Question: What do you call all four of the American presidential assassins?
A quick look back seems to indicate that all four of these men shared liberal thoughts and practices.
John Wilkes Booth, who shot President Abraham Lincoln in 1865, exhibited leftist ideology through his support of slavery, a hallmark of the historical Democrat Party. He joined a Virginia militia and also served as a secret agent for the Confederacy. He also first conspired to kidnap Lincoln before he assassinated him, according to Biography.com.
Charles J. Guiteau, who shot President James A. Garfield in 1881, was what History.com described as a drifter, moving from one town tho the next. Guiteau might have associated himself with the Republican party but his background certainly didn’t look like a typical Republican. In fact, he seemed more attracted to groups that practiced leftist theologies.
For example, at one point in his life, Guiteau lived in a free love commune, The Oneida Community, a perfectionist community which challenged contemporary social views on property ownership, gender roles, child-rearing, monogamous marriage, and work. Guiteau was also mentally unstable, as History.com reported that he believed that his mission to kill the president was sent from God.

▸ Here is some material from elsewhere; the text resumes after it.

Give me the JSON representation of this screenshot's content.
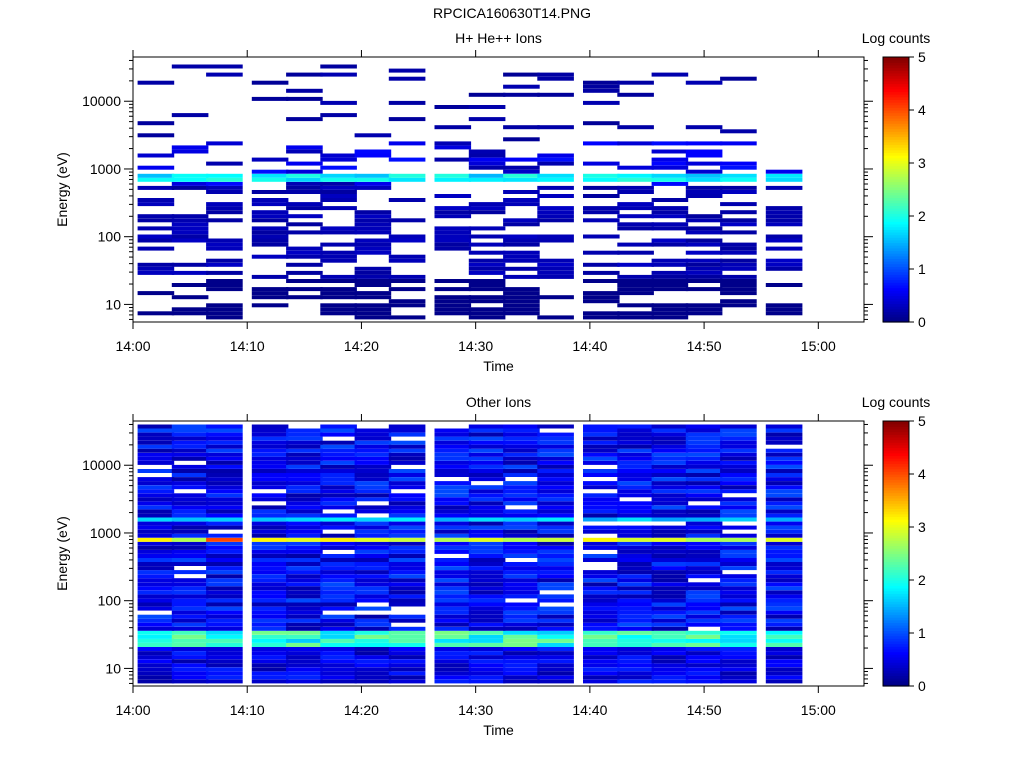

Leon Frank Czolgosz shot President William McKinley in 1901. Czolgosz grew up poor and was apparently angered by the disparity between the rich and the poor.
Lee Harvey Oswald, who shot president John F. Kennedy in 1963, was so interested in socialism that he defected to the Soviet Union, according to Biography.com. The self-described Marxist returned to Dallas, Texas, in 1962, and also visited Mexico and attempted to visit the socialist haven of Cuba before returning to Texas to kill the president.
It is eerie that these men would all share the common denominator of leftist thinking.
However, that connection would help explain why many people often conclude that liberalism is a disease.